Not that Leon’s book is any less than Hoy’s, or vice versa. In fact, I really see this as a singular book not only in terms of its design, but in terms of the poems themselves. To me, the two titles are more like the titles of different sections in the same book than the titles of self-contained and separated books.
What are we to make of the book overall? Is it an exercise in irony? Is it a “curse on all your houses” book, one that makes fun of both the speakers and the world around the speakers? I get the sense that if the book is thoroughly ironic, it’s not a distant, “literary” irony.
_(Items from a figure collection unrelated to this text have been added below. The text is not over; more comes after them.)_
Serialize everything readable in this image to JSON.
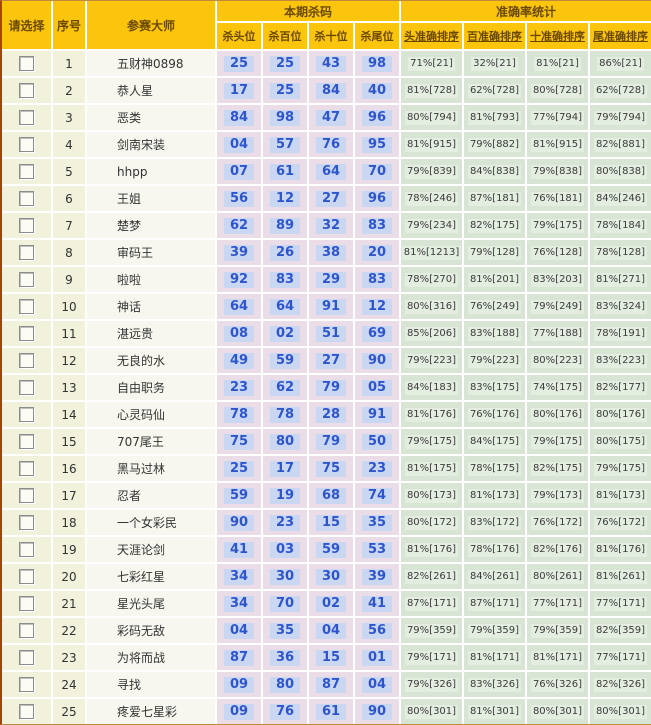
{
  "table": {
    "select_header": "请选择",
    "index_header": "序号",
    "master_header": "参赛大师",
    "group1_header": "本期杀码",
    "group2_header": "准确率统计",
    "kill_subheaders": [
      "杀头位",
      "杀百位",
      "杀十位",
      "杀尾位"
    ],
    "rank_subheaders": [
      "头准确排序",
      "百准确排序",
      "十准确排序",
      "尾准确排序"
    ],
    "rows": [
      {
        "index": "1",
        "name": "五财神0898",
        "kills": [
          "25",
          "25",
          "43",
          "98"
        ],
        "stats": [
          "71%[21]",
          "32%[21]",
          "81%[21]",
          "86%[21]"
        ]
      },
      {
        "index": "2",
        "name": "恭人星",
        "kills": [
          "17",
          "25",
          "84",
          "40"
        ],
        "stats": [
          "81%[728]",
          "62%[728]",
          "80%[728]",
          "62%[728]"
        ]
      },
      {
        "index": "3",
        "name": "恶类",
        "kills": [
          "84",
          "98",
          "47",
          "96"
        ],
        "stats": [
          "80%[794]",
          "81%[793]",
          "77%[794]",
          "79%[794]"
        ]
      },
      {
        "index": "4",
        "name": "剑南宋装",
        "kills": [
          "04",
          "57",
          "76",
          "95"
        ],
        "stats": [
          "81%[915]",
          "79%[882]",
          "81%[915]",
          "82%[881]"
        ]
      },
      {
        "index": "5",
        "name": "hhpp",
        "kills": [
          "07",
          "61",
          "64",
          "70"
        ],
        "stats": [
          "79%[839]",
          "84%[838]",
          "79%[838]",
          "80%[838]"
        ]
      },
      {
        "index": "6",
        "name": "王姐",
        "kills": [
          "56",
          "12",
          "27",
          "96"
        ],
        "stats": [
          "78%[246]",
          "87%[181]",
          "76%[181]",
          "84%[246]"
        ]
      },
      {
        "index": "7",
        "name": "楚梦",
        "kills": [
          "62",
          "89",
          "32",
          "83"
        ],
        "stats": [
          "79%[234]",
          "82%[175]",
          "79%[175]",
          "78%[184]"
        ]
      },
      {
        "index": "8",
        "name": "审码王",
        "kills": [
          "39",
          "26",
          "38",
          "20"
        ],
        "stats": [
          "81%[1213]",
          "79%[128]",
          "76%[128]",
          "78%[128]"
        ]
      },
      {
        "index": "9",
        "name": "啦啦",
        "kills": [
          "92",
          "83",
          "29",
          "83"
        ],
        "stats": [
          "78%[270]",
          "81%[201]",
          "83%[203]",
          "81%[271]"
        ]
      },
      {
        "index": "10",
        "name": "神话",
        "kills": [
          "64",
          "64",
          "91",
          "12"
        ],
        "stats": [
          "80%[316]",
          "76%[249]",
          "79%[249]",
          "83%[324]"
        ]
      },
      {
        "index": "11",
        "name": "湛远贵",
        "kills": [
          "08",
          "02",
          "51",
          "69"
        ],
        "stats": [
          "85%[206]",
          "83%[188]",
          "77%[188]",
          "78%[191]"
        ]
      },
      {
        "index": "12",
        "name": "无良的水",
        "kills": [
          "49",
          "59",
          "27",
          "90"
        ],
        "stats": [
          "79%[223]",
          "79%[223]",
          "80%[223]",
          "83%[223]"
        ]
      },
      {
        "index": "13",
        "name": "自由职务",
        "kills": [
          "23",
          "62",
          "79",
          "05"
        ],
        "stats": [
          "84%[183]",
          "83%[175]",
          "74%[175]",
          "82%[177]"
        ]
      },
      {
        "index": "14",
        "name": "心灵码仙",
        "kills": [
          "78",
          "78",
          "28",
          "91"
        ],
        "stats": [
          "81%[176]",
          "76%[176]",
          "80%[176]",
          "80%[176]"
        ]
      },
      {
        "index": "15",
        "name": "707尾王",
        "kills": [
          "75",
          "80",
          "79",
          "50"
        ],
        "stats": [
          "79%[175]",
          "84%[175]",
          "79%[175]",
          "80%[175]"
        ]
      },
      {
        "index": "16",
        "name": "黑马过林",
        "kills": [
          "25",
          "17",
          "75",
          "23"
        ],
        "stats": [
          "81%[175]",
          "78%[175]",
          "82%[175]",
          "79%[175]"
        ]
      },
      {
        "index": "17",
        "name": "忍者",
        "kills": [
          "59",
          "19",
          "68",
          "74"
        ],
        "stats": [
          "80%[173]",
          "81%[173]",
          "79%[173]",
          "81%[173]"
        ]
      },
      {
        "index": "18",
        "name": "一个女彩民",
        "kills": [
          "90",
          "23",
          "15",
          "35"
        ],
        "stats": [
          "80%[172]",
          "83%[172]",
          "76%[172]",
          "76%[172]"
        ]
      },
      {
        "index": "19",
        "name": "天涯论剑",
        "kills": [
          "41",
          "03",
          "59",
          "53"
        ],
        "stats": [
          "81%[176]",
          "78%[176]",
          "82%[176]",
          "81%[176]"
        ]
      },
      {
        "index": "20",
        "name": "七彩红星",
        "kills": [
          "34",
          "30",
          "30",
          "39"
        ],
        "stats": [
          "82%[261]",
          "84%[261]",
          "80%[261]",
          "81%[261]"
        ]
      },
      {
        "index": "21",
        "name": "星光头尾",
        "kills": [
          "34",
          "70",
          "02",
          "41"
        ],
        "stats": [
          "87%[171]",
          "87%[171]",
          "77%[171]",
          "77%[171]"
        ]
      },
      {
        "index": "22",
        "name": "彩码无敌",
        "kills": [
          "04",
          "35",
          "04",
          "56"
        ],
        "stats": [
          "79%[359]",
          "79%[359]",
          "79%[359]",
          "82%[359]"
        ]
      },
      {
        "index": "23",
        "name": "为将而战",
        "kills": [
          "87",
          "36",
          "15",
          "01"
        ],
        "stats": [
          "79%[171]",
          "81%[171]",
          "81%[171]",
          "77%[171]"
        ]
      },
      {
        "index": "24",
        "name": "寻找",
        "kills": [
          "09",
          "80",
          "87",
          "04"
        ],
        "stats": [
          "79%[326]",
          "83%[326]",
          "76%[326]",
          "82%[326]"
        ]
      },
      {
        "index": "25",
        "name": "疼爱七星彩",
        "kills": [
          "09",
          "76",
          "61",
          "90"
        ],
        "stats": [
          "80%[301]",
          "81%[301]",
          "80%[301]",
          "80%[301]"
        ]
      }
    ]
  },
  "colors": {
    "header_bg": "#fbc40d",
    "header_text": "#6b4a00",
    "select_col_bg": "#f1f1dc",
    "name_col_bg": "#f7f7ef",
    "kill_cell_bg": "#ebdde8",
    "kill_num_highlight": "#c9d7f3",
    "kill_num_text": "#2f55cd",
    "stat_cell_bg": "#d8e4d4",
    "stat_highlight": "#e3ede0",
    "grid_line": "#ffffff"
  }
}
My own sense is that the personas here are meant to keep us unbalanced. Take them too seriously and you make this book flat, a “critique” of late capitalistic systematic models of blah blah blah. Take them as a joke, and the pieces become lightweight SNL skits. I think Hoy and Leon want us to not quite know how to read the voices. They want these imaginary assholes to be real and vibrant. And they succeed.